Le groupe, lui comment il fonctionnait ? Dans l’indigence, dans la mécanique sociale cassée, tout du moins arrêtée jusqu’à l’extrême capacité à retenir des besoins du corps. Certaines personnes encourageaient, d’autres regardaient par la fenêtre, d’autres encore s’échappait à la situation. Une forme de socialité chargée se constituait ; deux creusaient.
Ces personnes, pouvant être vues et lues comme « en capacité », sachantes, ou performantes, étaient ici dans une épaisse panne qui les gênait.

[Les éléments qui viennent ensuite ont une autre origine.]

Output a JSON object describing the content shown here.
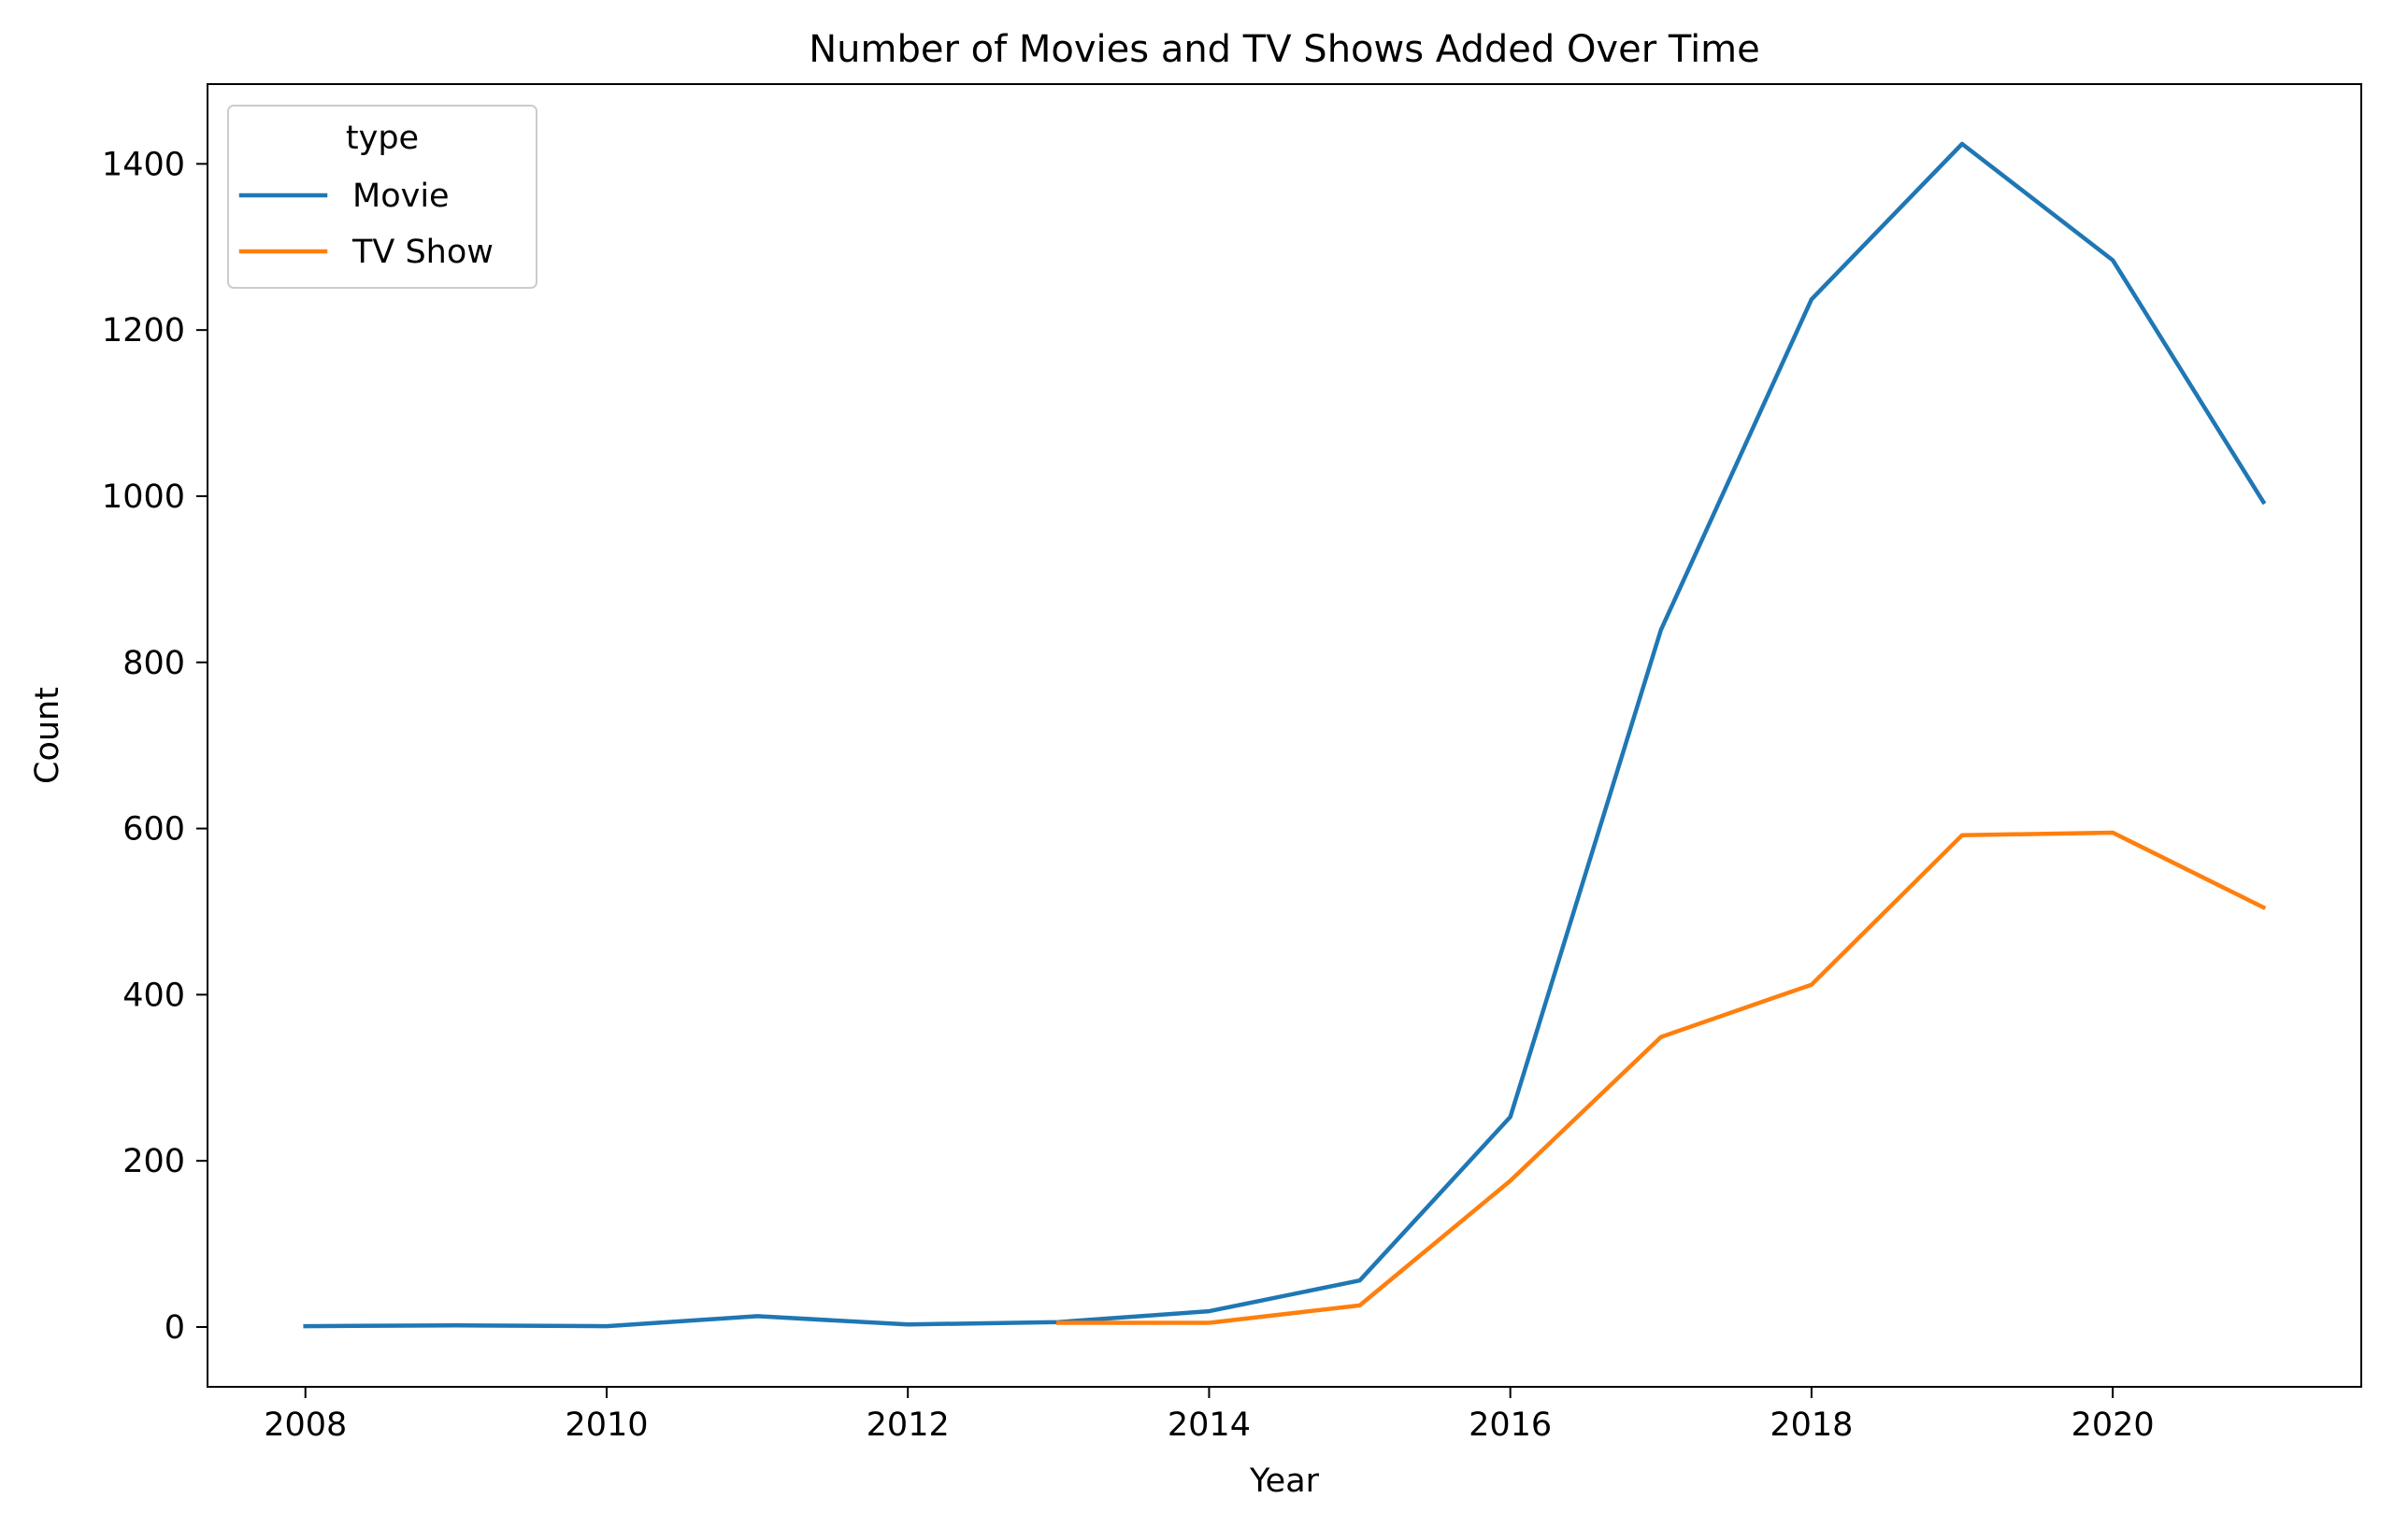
{
  "chart_data": {
    "type": "line",
    "title": "Number of Movies and TV Shows Added Over Time",
    "xlabel": "Year",
    "ylabel": "Count",
    "xlim": [
      2007.35,
      2021.65
    ],
    "ylim": [
      -72,
      1496
    ],
    "xticks": [
      2008,
      2010,
      2012,
      2014,
      2016,
      2018,
      2020
    ],
    "yticks": [
      0,
      200,
      400,
      600,
      800,
      1000,
      1200,
      1400
    ],
    "grid": false,
    "legend": {
      "title": "type",
      "placement": "upper-left"
    },
    "series": [
      {
        "name": "Movie",
        "color": "#1f77b4",
        "x": [
          2008,
          2009,
          2010,
          2011,
          2012,
          2013,
          2014,
          2015,
          2016,
          2017,
          2018,
          2019,
          2020,
          2021
        ],
        "y": [
          1,
          2,
          1,
          13,
          3,
          6,
          19,
          56,
          253,
          839,
          1237,
          1424,
          1284,
          993
        ]
      },
      {
        "name": "TV Show",
        "color": "#ff7f0e",
        "x": [
          2013,
          2014,
          2015,
          2016,
          2017,
          2018,
          2019,
          2020,
          2021
        ],
        "y": [
          5,
          5,
          26,
          176,
          349,
          412,
          592,
          595,
          505
        ]
      }
    ]
  }
}
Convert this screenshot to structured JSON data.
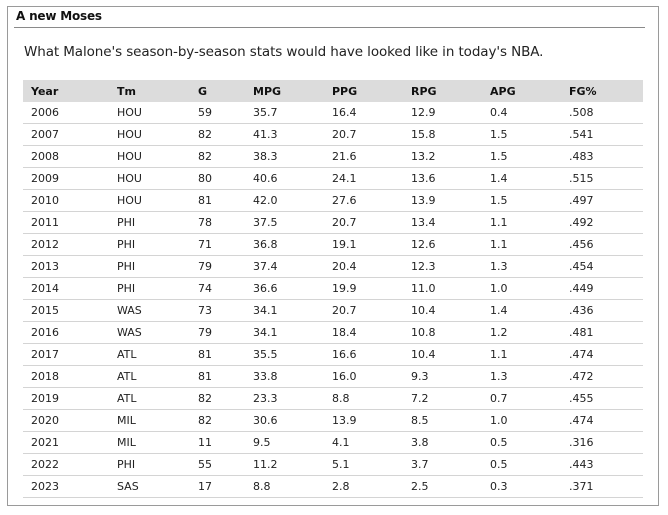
{
  "box": {
    "title": "A new Moses",
    "subtitle": "What Malone's season-by-season stats would have looked like in today's NBA."
  },
  "table": {
    "headers": [
      "Year",
      "Tm",
      "G",
      "MPG",
      "PPG",
      "RPG",
      "APG",
      "FG%"
    ],
    "rows": [
      [
        "2006",
        "HOU",
        "59",
        "35.7",
        "16.4",
        "12.9",
        "0.4",
        ".508"
      ],
      [
        "2007",
        "HOU",
        "82",
        "41.3",
        "20.7",
        "15.8",
        "1.5",
        ".541"
      ],
      [
        "2008",
        "HOU",
        "82",
        "38.3",
        "21.6",
        "13.2",
        "1.5",
        ".483"
      ],
      [
        "2009",
        "HOU",
        "80",
        "40.6",
        "24.1",
        "13.6",
        "1.4",
        ".515"
      ],
      [
        "2010",
        "HOU",
        "81",
        "42.0",
        "27.6",
        "13.9",
        "1.5",
        ".497"
      ],
      [
        "2011",
        "PHI",
        "78",
        "37.5",
        "20.7",
        "13.4",
        "1.1",
        ".492"
      ],
      [
        "2012",
        "PHI",
        "71",
        "36.8",
        "19.1",
        "12.6",
        "1.1",
        ".456"
      ],
      [
        "2013",
        "PHI",
        "79",
        "37.4",
        "20.4",
        "12.3",
        "1.3",
        ".454"
      ],
      [
        "2014",
        "PHI",
        "74",
        "36.6",
        "19.9",
        "11.0",
        "1.0",
        ".449"
      ],
      [
        "2015",
        "WAS",
        "73",
        "34.1",
        "20.7",
        "10.4",
        "1.4",
        ".436"
      ],
      [
        "2016",
        "WAS",
        "79",
        "34.1",
        "18.4",
        "10.8",
        "1.2",
        ".481"
      ],
      [
        "2017",
        "ATL",
        "81",
        "35.5",
        "16.6",
        "10.4",
        "1.1",
        ".474"
      ],
      [
        "2018",
        "ATL",
        "81",
        "33.8",
        "16.0",
        "9.3",
        "1.3",
        ".472"
      ],
      [
        "2019",
        "ATL",
        "82",
        "23.3",
        "8.8",
        "7.2",
        "0.7",
        ".455"
      ],
      [
        "2020",
        "MIL",
        "82",
        "30.6",
        "13.9",
        "8.5",
        "1.0",
        ".474"
      ],
      [
        "2021",
        "MIL",
        "11",
        "9.5",
        "4.1",
        "3.8",
        "0.5",
        ".316"
      ],
      [
        "2022",
        "PHI",
        "55",
        "11.2",
        "5.1",
        "3.7",
        "0.5",
        ".443"
      ],
      [
        "2023",
        "SAS",
        "17",
        "8.8",
        "2.8",
        "2.5",
        "0.3",
        ".371"
      ]
    ]
  }
}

Revelant aux passage beaucoup de l’intime et du fonctionnement de leur prédéceseuses et prédécesseurs, exposant à l’œil et au nez un envers du décors de nos communautés.
Nous avions pioché et curé plus d’une journée et demi. La pioche en étant usée, même rabougrie dans son profil. Déboucher, re-tuayauter, puis retapisser de sols, n’auront été que des épiphénomènes, tant ils furent faciles physiquement, tant la tension n’existait que dans la panne non-résolue du fonctionnement sanitaire.
Le camp des utopistes, des commonistes, pouvait reprendre le chemin du fonctionnement qui lui était promis. Là dans ce coin de paradis qui jadis fut et aujourd’hui est le théâtre de pirateries dont on ne sait jamais vraiment si elles furent fictionnées ou perpétrées.
Aux ami⋅e⋅s, à Kerbors.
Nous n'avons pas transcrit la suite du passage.